The coach from Rosario first gained global recognition while coaching Argentina from 1998 until 2004, a spell culminating in a gold medal victory at the 2004 Athens Olympic Games. At home, Bielsa suffered from cultural oppression as he didn’t adhere to Argentina’s footballing identity wherein a playmaking number 10 is key. Bielsa ostracized Juan Roman Riquelme, because he wasn’t compatible with his quest for all-encompassing dynamism.

On his next coaching assignment with the Chilean national team Bielsa faced less opposition to his ideas: the Chileans had tried to copycat Brazil, Argentina and several European countries, but failed to develop a footballing identity. Bielsa implemented his basic and favored tactical template, a 3-3-1-3 formation, with a central striker and overlapping wing backs. He instructed his team to mostly play in the opponent’s half. He guided Chile to the 2010 FIFA World Cup, where La Roja excelled to become the neutral’s favorite with attacking football in a tournament of prudent play.

Bielsa formations are the result of watching extraordinary amounts of football. What he sees, he categorises in up to more than 150 different sections. There are, for example, five ways for a player to lose his marker, according to Bielsa. He watched two hundred matches of Louis Van Gaal on video to get into the Dutch coach’s mind.

In substance Bielsa may not be innovative, but his methodology certainly is. “I look at rivals at how they play and what do they do,” explained Bielsa. “What can I change and how can I include it in my program? In five years [at youth level] I want to be able to train all of what I have seen – the problems and solutions.”

Bielsa dissects opponents in excruciating detail through video-analysing: how they recover possession, how they build up play and transition forward. He then breaks those moves down, pinpoints where possession can be regained and demands constant collective pressing from his players. They must also think in terms of shapes and patterns.

It’s the flip side to Bielsa’s manic inclination to attack, a nagging problem to Bielsisme: the physical demands on his players are simply too exhausting.

In Ligue 1 Bielsa’s Marseille led the table for seven months, before imploding in a whirlwind season which pitted Bielsa’s romanticism against the economic might of Paris Saint-Germain. A title would perhaps have been Bielsa’s greatest triumph. Marseille had all the ingredients of a typical Bielsa side – the running in block, the high-pressing and quick exchanges of passes, but physically they fell short.

Bielsa’s 2011/12 season at Athletic Bilbao in Spain is another perfect case-study.

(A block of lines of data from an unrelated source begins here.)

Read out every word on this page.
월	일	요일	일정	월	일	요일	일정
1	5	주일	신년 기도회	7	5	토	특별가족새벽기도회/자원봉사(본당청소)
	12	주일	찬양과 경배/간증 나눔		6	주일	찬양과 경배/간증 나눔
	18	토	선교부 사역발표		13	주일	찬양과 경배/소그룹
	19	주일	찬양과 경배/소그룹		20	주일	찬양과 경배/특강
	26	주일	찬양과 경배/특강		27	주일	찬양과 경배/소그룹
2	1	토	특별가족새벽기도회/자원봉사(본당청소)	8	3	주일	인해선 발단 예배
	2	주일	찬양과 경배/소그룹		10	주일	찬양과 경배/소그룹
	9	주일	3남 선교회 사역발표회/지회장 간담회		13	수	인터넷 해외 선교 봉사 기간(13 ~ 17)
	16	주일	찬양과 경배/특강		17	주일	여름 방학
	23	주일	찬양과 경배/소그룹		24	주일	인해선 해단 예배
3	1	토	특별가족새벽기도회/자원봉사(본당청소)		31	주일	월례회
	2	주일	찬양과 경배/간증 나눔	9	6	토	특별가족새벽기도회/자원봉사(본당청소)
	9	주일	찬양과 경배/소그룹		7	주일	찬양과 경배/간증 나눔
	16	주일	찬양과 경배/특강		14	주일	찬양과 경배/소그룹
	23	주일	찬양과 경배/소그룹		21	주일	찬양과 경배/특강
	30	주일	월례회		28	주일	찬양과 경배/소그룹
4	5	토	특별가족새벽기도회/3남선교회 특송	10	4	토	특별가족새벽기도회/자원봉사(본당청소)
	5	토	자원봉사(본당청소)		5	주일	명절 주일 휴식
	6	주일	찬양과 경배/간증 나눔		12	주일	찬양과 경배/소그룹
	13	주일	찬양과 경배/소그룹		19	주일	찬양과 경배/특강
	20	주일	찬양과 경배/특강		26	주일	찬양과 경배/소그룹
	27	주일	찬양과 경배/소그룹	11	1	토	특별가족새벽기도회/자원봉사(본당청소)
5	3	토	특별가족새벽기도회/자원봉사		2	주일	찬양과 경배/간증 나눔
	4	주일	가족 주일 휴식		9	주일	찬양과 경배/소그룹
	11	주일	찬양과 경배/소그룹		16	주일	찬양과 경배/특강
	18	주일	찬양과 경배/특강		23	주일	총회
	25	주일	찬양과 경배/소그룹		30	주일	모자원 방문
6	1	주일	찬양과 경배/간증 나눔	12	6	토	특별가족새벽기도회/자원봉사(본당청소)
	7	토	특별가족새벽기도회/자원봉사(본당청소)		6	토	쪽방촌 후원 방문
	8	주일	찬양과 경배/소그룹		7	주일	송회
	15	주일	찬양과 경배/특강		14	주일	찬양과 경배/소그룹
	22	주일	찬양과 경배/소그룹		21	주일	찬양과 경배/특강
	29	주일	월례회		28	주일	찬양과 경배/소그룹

The Basque club defeated Manchester United over two legs in the Europa League’s round of sixteen in imitable style, but, by time of the final, Bilbao were a team bereft of energy and zeal, and were comprehensively beaten by Atletico Madrid. In the Copa del Rey, the Spanish Cup, the story of slick progress and an underwhelming performance in the final – against FC Barcelona – repeated itself.

But Bielsa is a purist, who won’t stop in his quest for ceaseless attacking and near-perfect football.

“My dream would be to have a team and at training an outsider would say – I don’t know which position he is playing in,” said Bielsa. “All players should be able to occupy more than just one position on the pitch.”